Continuité contre changement

Au premier tour, le 27 décembre, le candidat du parti au pouvoir Bazoum, ancien ministre de l’Intérieur et des Affaires étrangères, a obtenu 39,3% des voix contre 17% pour Ousmane. Bazoum a ensuite remporté les approbations des candidats arrivés troisième et quatrième au premier tour.

Dans la capitale Niamey, le vote s’est déroulé sans heurts. Après avoir voté, le président Mahamadou Issoufou, qui démissionne après deux mandats de cinq ans, a salué le caractère historique de l’élection dans un pays qui a connu quatre coups d’État depuis l’indépendance de la France en 1960.

Bazoum, pour sa part, projetait la confiance.

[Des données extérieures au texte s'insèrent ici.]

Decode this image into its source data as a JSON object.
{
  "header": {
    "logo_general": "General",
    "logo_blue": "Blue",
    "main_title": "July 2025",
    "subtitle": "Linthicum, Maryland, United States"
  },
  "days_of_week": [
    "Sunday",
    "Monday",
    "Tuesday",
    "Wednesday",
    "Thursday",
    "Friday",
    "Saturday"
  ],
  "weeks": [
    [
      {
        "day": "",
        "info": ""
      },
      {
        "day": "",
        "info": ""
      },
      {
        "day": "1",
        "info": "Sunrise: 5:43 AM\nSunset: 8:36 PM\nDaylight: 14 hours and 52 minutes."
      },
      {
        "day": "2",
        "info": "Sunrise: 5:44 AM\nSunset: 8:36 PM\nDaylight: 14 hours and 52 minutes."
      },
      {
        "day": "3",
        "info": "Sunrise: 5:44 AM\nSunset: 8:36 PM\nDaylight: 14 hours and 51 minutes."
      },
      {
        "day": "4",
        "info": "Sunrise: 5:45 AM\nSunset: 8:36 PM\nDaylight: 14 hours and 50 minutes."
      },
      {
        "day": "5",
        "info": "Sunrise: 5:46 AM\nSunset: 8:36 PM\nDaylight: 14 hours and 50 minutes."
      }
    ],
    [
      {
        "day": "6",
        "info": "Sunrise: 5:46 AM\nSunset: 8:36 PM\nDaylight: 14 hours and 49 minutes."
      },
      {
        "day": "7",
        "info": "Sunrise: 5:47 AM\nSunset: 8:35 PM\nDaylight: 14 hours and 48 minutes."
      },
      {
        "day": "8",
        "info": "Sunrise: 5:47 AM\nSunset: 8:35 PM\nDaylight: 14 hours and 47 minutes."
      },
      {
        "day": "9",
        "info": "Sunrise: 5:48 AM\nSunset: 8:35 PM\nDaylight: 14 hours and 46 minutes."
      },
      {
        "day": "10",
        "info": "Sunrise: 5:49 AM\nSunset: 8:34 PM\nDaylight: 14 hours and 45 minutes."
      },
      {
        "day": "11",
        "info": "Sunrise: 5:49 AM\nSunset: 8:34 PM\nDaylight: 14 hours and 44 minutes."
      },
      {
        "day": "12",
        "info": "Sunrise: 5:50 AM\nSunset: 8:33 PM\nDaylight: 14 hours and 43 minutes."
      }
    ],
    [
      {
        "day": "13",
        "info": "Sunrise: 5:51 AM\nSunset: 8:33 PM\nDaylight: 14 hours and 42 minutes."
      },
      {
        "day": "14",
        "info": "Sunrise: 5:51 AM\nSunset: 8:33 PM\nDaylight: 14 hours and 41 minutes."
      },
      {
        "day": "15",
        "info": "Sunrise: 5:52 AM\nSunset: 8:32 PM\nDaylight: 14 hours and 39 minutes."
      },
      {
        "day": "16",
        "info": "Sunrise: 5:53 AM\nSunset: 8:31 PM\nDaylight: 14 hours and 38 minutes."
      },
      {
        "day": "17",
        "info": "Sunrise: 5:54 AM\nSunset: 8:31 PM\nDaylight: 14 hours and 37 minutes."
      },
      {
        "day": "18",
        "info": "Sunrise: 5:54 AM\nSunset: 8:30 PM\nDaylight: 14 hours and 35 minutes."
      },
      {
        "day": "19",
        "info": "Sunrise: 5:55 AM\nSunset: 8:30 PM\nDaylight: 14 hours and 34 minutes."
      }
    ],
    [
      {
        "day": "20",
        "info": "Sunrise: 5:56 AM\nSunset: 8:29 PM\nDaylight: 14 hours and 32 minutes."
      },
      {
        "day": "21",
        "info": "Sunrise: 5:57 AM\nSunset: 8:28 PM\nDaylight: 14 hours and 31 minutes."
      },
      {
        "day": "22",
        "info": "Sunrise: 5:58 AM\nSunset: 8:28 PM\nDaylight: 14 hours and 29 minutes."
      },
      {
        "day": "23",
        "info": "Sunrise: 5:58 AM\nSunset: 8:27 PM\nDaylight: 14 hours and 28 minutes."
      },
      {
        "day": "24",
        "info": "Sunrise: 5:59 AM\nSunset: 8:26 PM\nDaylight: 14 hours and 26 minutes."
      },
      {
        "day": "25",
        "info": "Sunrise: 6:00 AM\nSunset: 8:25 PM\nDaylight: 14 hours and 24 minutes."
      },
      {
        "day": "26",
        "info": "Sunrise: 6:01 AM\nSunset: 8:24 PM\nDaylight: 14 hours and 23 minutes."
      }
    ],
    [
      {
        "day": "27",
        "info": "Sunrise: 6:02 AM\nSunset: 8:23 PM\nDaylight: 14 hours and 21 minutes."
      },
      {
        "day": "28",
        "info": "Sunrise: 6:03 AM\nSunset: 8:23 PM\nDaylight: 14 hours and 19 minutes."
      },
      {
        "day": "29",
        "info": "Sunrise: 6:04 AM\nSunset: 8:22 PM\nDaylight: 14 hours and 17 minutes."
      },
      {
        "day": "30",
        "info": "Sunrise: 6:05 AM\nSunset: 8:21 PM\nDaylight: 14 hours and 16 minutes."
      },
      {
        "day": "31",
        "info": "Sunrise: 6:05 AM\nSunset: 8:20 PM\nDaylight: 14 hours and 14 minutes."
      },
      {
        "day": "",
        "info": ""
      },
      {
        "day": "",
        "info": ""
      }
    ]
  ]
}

«J’espère que la chance est de mon côté, mais j’ai de nombreuses raisons de le croire», a-t-il déclaré.

Bazoum, 61 ans, s’est engagé à poursuivre la politique d’Issoufou visant à sévir contre les militants liés à Al-Qaïda et à l’État islamique et à relancer l’économie.

Ousmane, 71 ans, a été le premier président démocratiquement élu du Niger et a été évincé lors d’un coup d’État militaire de 1996. Approuvé par une douzaine de petits partis et de candidats au premier tour, il a promis d’apporter des changements et de lutter contre la corruption.

«Le vote se situe en tous points entre continuité et changement», a déclaré Mahamadou Harouna, un étudiant de 30 ans qui a refusé de dire comment il avait voté.

L’un des pays les plus pauvres du monde, le Niger a été aux prises avec la sécheresse, les inondations, le coronavirus et la faiblesse des prix pour sa principale exportation, l’uranium.

Ousmane a rejeté la sagesse conventionnelle selon laquelle Bazoum est le favori, alléguant que la marge de premier tour du candidat du parti au pouvoir était due à une fraude, sans fournir de preuves.

«Si les citoyens remarquent à nouveau une fraude, je crains que la situation ne soit difficile à gérer», a-t-il déclaré après le vote de dimanche.